Propylene is used as a starting material in the production of polypropylene plastics and various other chemicals, including acrylonitrile, isopropyl alcohol, propylene oxide, butyraldehyde, cumene, dodecane, nonene, and allyl chloride. The major derivatives are polypropylene (25%), acrylonitrile (15%), isopropyl alcohol (10%), and propylene oxide (10%). It is also a valuable feed-stock chemical for the production of gasoline. Other miscellaneous applications include use as a starting material for polymerization reactions to form vinyl chloride copolymers and low-molecular-weight homopolymers that are used as additives in lubricating oils and in the manufacture of hydroquinone. The chemical is also used as an aerosol propellant or component. The major end uses of propylene are in the production of fabricated plastics (50%) and fibers (15%).
Toxicology and carcinogenesis studies of propylene (greater than 99% pure) were conducted by exposing groups of 50 F344/N rats and 49 or 50 B6C3F1 mice of each sex to propylene in air by inhalation at concentrations of 5,000 or 10,000 ppm, 6 hours per day, 5 days per week, for 103 weeks. Other groups of 50 rats and 50 mice of each sex in chambers received air only on the same schedule and served as chamber controls. The highest concentration of propylene that was considered safe for these studies was 10,000 ppm because of the risk of explosion that can occur at higher concentrations.
The survival of exposed and control rats and mice was comparable. Throughout most of the studies, mean body weights of exposed male and female rats were slightly lower (0%-5%) than those of the controls, but the decrements were not concentration related. After week 59 of the study, mean body weights of 10,000-ppm male mice were usually slightly lower (5%) than those of the controls, whereas those in other exposed groups of male and female mice were generally comparable with those of the controls. No compound-related adverse clinical signs were observed in either species.
An increased incidence of squamous metaplasia of the nasal cavity was observed in female rats exposed at the 5,000-ppm and 10,000-ppm concentrations (control, 0/49; low, 15/50; high, 6/50) and in male rats exposed at 5,000 ppm (2/50; 19/50; 7/50). Epithelial hyperplasia of the nasal cavity was increased in female rats exposed at the 10,000-ppm concentration (0/49; 4/50; 9/50); the incidences in male rats were 2/50, 2/50, and 5/50. Inflammation of the nasal cavity, characterized by an influx of lymphocytes, macrophages, and granulocytes into the submucosa and by granulocytes into the lumen, occurred at increased incidences in low concentration and high concentration male rats and in high concentration female rats. Chronic focal inflammation of the kidneys occurred at an increased incidence in low concentration and high concentration mice of each sex.
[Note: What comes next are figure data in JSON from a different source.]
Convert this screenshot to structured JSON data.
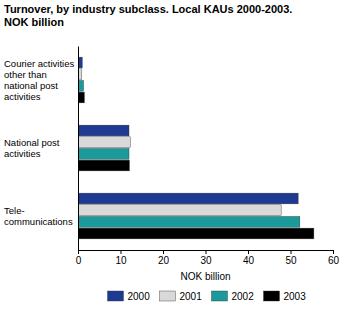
{
  "chart_data": {
    "type": "bar",
    "orientation": "horizontal",
    "title": "Turnover, by industry subclass. Local KAUs 2000-2003. NOK billion",
    "categories": [
      "Courier activities other than national post activities",
      "National post activities",
      "Tele-communications"
    ],
    "series": [
      {
        "name": "2000",
        "color": "#1f3a93",
        "values": [
          1.0,
          12.0,
          51.8
        ]
      },
      {
        "name": "2001",
        "color": "#d9d9d9",
        "values": [
          0.9,
          12.3,
          47.8
        ]
      },
      {
        "name": "2002",
        "color": "#1a9a9a",
        "values": [
          1.3,
          12.0,
          52.2
        ]
      },
      {
        "name": "2003",
        "color": "#000000",
        "values": [
          1.5,
          12.1,
          55.5
        ]
      }
    ],
    "x_label": "NOK billion",
    "xlim": [
      0,
      60
    ],
    "xticks": [
      0,
      10,
      20,
      30,
      40,
      50,
      60
    ],
    "grid": false,
    "legend": "bottom"
  }
}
Hemangiosarcomas were found in one low dose male mouse (liver), two high dose male mice (spleen), and three high dose female mice (subcutis, spleen, and uterus). Hemangiomas were found in one low dose and in one high dose female mouse (liver). Vascular tumors were not found in control mice of either sex. The low incidences of vascular tumors and their occurrence in a variety of organs suggest that they are not related to administration of propylene.
The occurrence of uterine endometrial stromal polyps in female mice showed a positive trend (P<0.05; 0/47; 0/47; 3/48); the incidence in the 10,000-ppm group was not significantly greater than that in the concurrent control group, but the incidence was higher than the mean historical control rate (22/2,411, 0.9%) and was within the range (0%-6%) observed in studies throughout the Carcinogenesis Program. The occurrence of endometrial stromal polyps in three high concentration female mice was not considered to be clearly related to exposure to propylene.
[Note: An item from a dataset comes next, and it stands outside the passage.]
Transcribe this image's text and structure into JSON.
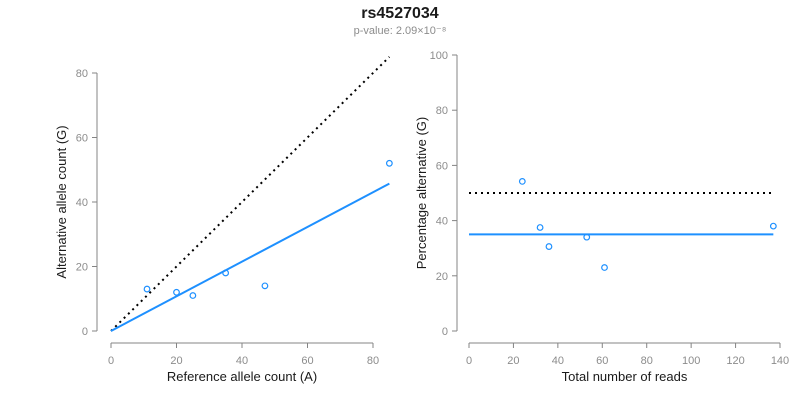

The incidence of male mice with alveolar/bronchiolar adenomas or carcinomas (combined) occurred with a negative trend (P<0.05; 16/50; 4/49; 7/50), and the reduced incidences in both exposed groups were less (P<0.05) than that in the control group. The control incidence of these tumors in an inhalation study conducted concurrently at the same laboratory was similar (15/50), suggesting a possible exposure-related decrease. The biologic significance of this decrease in male mice is difficult to assess; the incidences seen in these control and exposed animals are within the range of incidences (2%-34%; mean, 16.7%) observed in control male mice in other studies throughout the Carcinogenesis Program.
An audit of the experimental data was conducted for these carcinogenesis studies on propylene. No data discrepancies were found that influenced the final interpretations.
Under the conditions of these studies, there was no evidence of carcinogenicity in male and female F344/N rats or in male and female B6C3F1 mice exposed to propylene by inhalation at concentrations of 5,000 or 10,000 ppm for 103 weeks. In the nasal cavity, propylene induced squamous metaplasia of the respiratory epithelium in male and female rats and epithelial hyperplasia in female rats.